My presentation will give an overview of the attempts in my research group at the FSU Jena to develop synthetic methods for the precise tailoring of the chemical architecture and pore structure of functional nanoporous carbon materials [3]. Special focus will be on the fabrication of all-carbon hybrid materials which combine a rather heteroatom-rich carbon phase and a pristine porous carbon on the nanoscale to combine, for instance, a demanded chemical property with high electrical conductivity. The structure-property-relationships of these materials in some selected energy applications like the adsorption and electrochemical conversion of small molecules (CO2 or N2) as well as in sodium ion battery electrodes will also be presented.

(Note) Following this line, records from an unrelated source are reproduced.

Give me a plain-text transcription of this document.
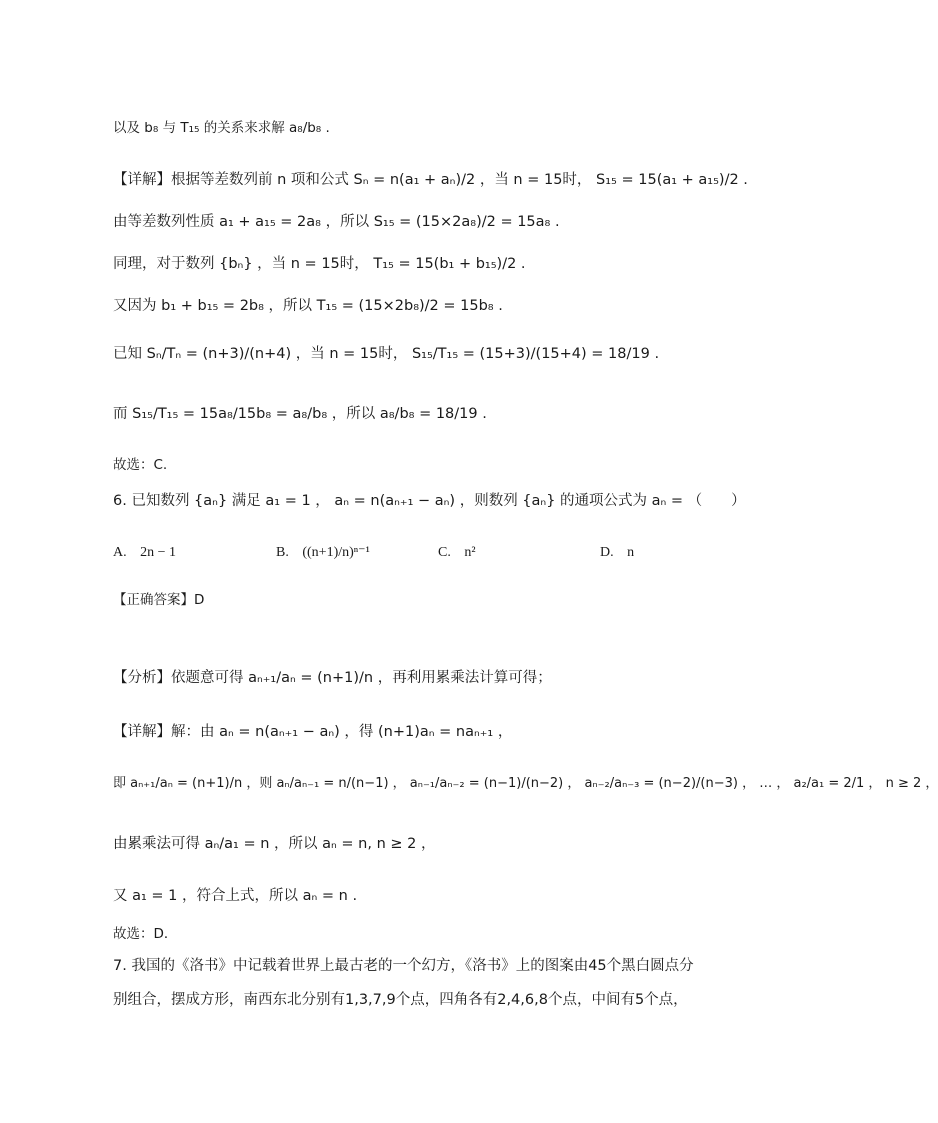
以及 b₈ 与 T₁₅ 的关系来求解 a₈/b₈ .
【详解】根据等差数列前 n 项和公式 Sₙ = n(a₁ + aₙ)/2 ，当 n = 15时， S₁₅ = 15(a₁ + a₁₅)/2 .
由等差数列性质 a₁ + a₁₅ = 2a₈ ，所以 S₁₅ = (15×2a₈)/2 = 15a₈ .
同理，对于数列 {bₙ} ，当 n = 15时， T₁₅ = 15(b₁ + b₁₅)/2 .
又因为 b₁ + b₁₅ = 2b₈ ，所以 T₁₅ = (15×2b₈)/2 = 15b₈ .
已知 Sₙ/Tₙ = (n+3)/(n+4) ，当 n = 15时， S₁₅/T₁₅ = (15+3)/(15+4) = 18/19 .
而 S₁₅/T₁₅ = 15a₈/15b₈ = a₈/b₈ ，所以 a₈/b₈ = 18/19 .
故选：C.
6. 已知数列 {aₙ} 满足 a₁ = 1 ， aₙ = n(aₙ₊₁ − aₙ) ，则数列 {aₙ} 的通项公式为 aₙ = （　　）
A. 2n − 1	B. ((n+1)/n)ⁿ⁻¹	C. n²	D. n
【正确答案】D
【分析】依题意可得 aₙ₊₁/aₙ = (n+1)/n ，再利用累乘法计算可得；
【详解】解：由 aₙ = n(aₙ₊₁ − aₙ) ，得 (n+1)aₙ = naₙ₊₁ ，
即 aₙ₊₁/aₙ = (n+1)/n ，则 aₙ/aₙ₋₁ = n/(n−1) ， aₙ₋₁/aₙ₋₂ = (n−1)/(n−2) ， aₙ₋₂/aₙ₋₃ = (n−2)/(n−3) ， … ， a₂/a₁ = 2/1 ， n ≥ 2 ，
由累乘法可得 aₙ/a₁ = n ，所以 aₙ = n, n ≥ 2 ，
又 a₁ = 1 ，符合上式，所以 aₙ = n .
故选：D．
7. 我国的《洛书》中记载着世界上最古老的一个幻方，《洛书》上的图案由45个黑白圆点分
别组合，摆成方形，南西东北分别有1,3,7,9个点，四角各有2,4,6,8个点，中间有5个点，
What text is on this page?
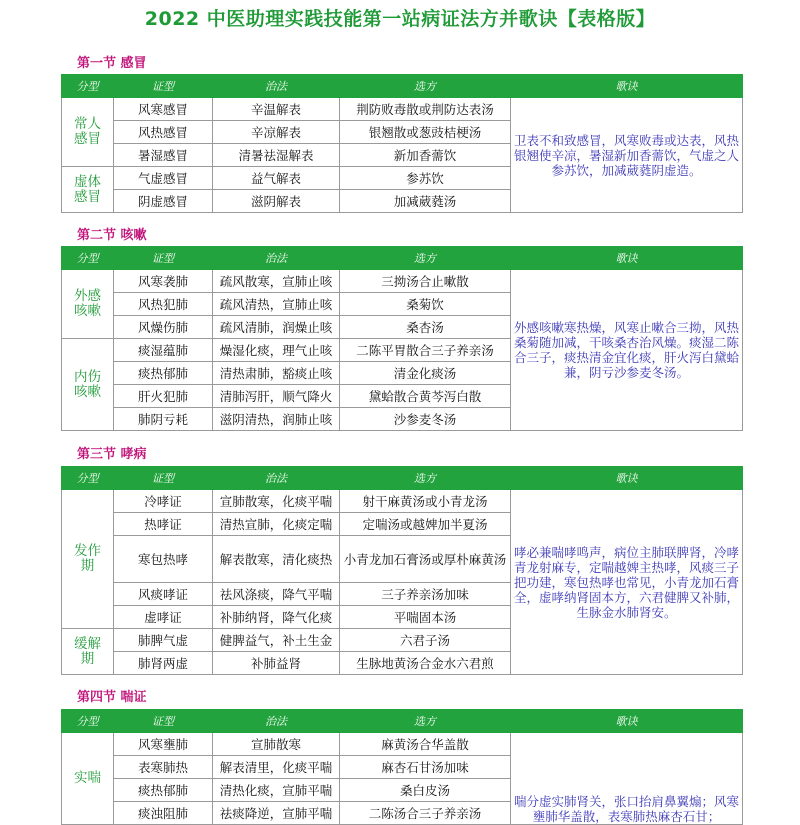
2022 中医助理实践技能第一站病证法方并歌诀【表格版】
第一节 感冒
分型	证型	治法	选方	歌诀
常人感冒	风寒感冒	辛温解表	荆防败毒散或荆防达表汤	卫表不和致感冒，风寒败毒或达表，风热银翘使辛凉，暑湿新加香薷饮，气虚之人参苏饮，加减葳蕤阴虚造。
	风热感冒	辛凉解表	银翘散或葱豉桔梗汤	
	暑湿感冒	清暑祛湿解表	新加香薷饮	
虚体感冒	气虚感冒	益气解表	参苏饮	
	阴虚感冒	滋阴解表	加减葳蕤汤	
第二节 咳嗽
分型	证型	治法	选方	歌诀
外感咳嗽	风寒袭肺	疏风散寒，宣肺止咳	三拗汤合止嗽散	外感咳嗽寒热燥，风寒止嗽合三拗，风热桑菊随加减，干咳桑杏治风燥。痰湿二陈合三子，痰热清金宜化痰，肝火泻白黛蛤兼，阴亏沙参麦冬汤。
	风热犯肺	疏风清热，宣肺止咳	桑菊饮	
	风燥伤肺	疏风清肺，润燥止咳	桑杏汤	
内伤咳嗽	痰湿蕴肺	燥湿化痰，理气止咳	二陈平胃散合三子养亲汤	
	痰热郁肺	清热肃肺，豁痰止咳	清金化痰汤	
	肝火犯肺	清肺泻肝，顺气降火	黛蛤散合黄芩泻白散	
	肺阴亏耗	滋阴清热，润肺止咳	沙参麦冬汤	
第三节 哮病
分型	证型	治法	选方	歌诀
发作期	冷哮证	宣肺散寒，化痰平喘	射干麻黄汤或小青龙汤	哮必兼喘哮鸣声，病位主肺联脾肾，冷哮青龙射麻专，定喘越婢主热哮，风痰三子把功建，寒包热哮也常见，小青龙加石膏全，虚哮纳肾固本方，六君健脾又补肺，生脉金水肺肾安。
	热哮证	清热宣肺，化痰定喘	定喘汤或越婢加半夏汤	
	寒包热哮	解表散寒，清化痰热	小青龙加石膏汤或厚朴麻黄汤	
	风痰哮证	祛风涤痰，降气平喘	三子养亲汤加味	
	虚哮证	补肺纳肾，降气化痰	平喘固本汤	
缓解期	肺脾气虚	健脾益气，补土生金	六君子汤	
	肺肾两虚	补肺益肾	生脉地黄汤合金水六君煎	
第四节 喘证
分型	证型	治法	选方	歌诀
实喘	风寒壅肺	宣肺散寒	麻黄汤合华盖散	喘分虚实肺肾关，张口抬肩鼻翼煽；风寒壅肺华盖散，表寒肺热麻杏石甘；
	表寒肺热	解表清里，化痰平喘	麻杏石甘汤加味	
	痰热郁肺	清热化痰，宣肺平喘	桑白皮汤	
	痰浊阻肺	祛痰降逆，宣肺平喘	二陈汤合三子养亲汤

M.O. acknowledges funding by the European Union (ERC, CILCat, project number 101040394). The views and opinions presented are solely those of the author(s) and do not necessarily represent those of the European Union or the European Research Council Executive Agency. The European Union and the granting authority are not liable for any statements made. Part of this research has also been financially supported by the Research Unit DeKarbon – Selective Deposition and Chemical Conversion of Carbon Dioxide on Nanostructured Polymer Materials (FTI Thüringen PERSONEN, 2022 FGR 0001), supported by the Free State of Thuringia and the European Social Fund Plus.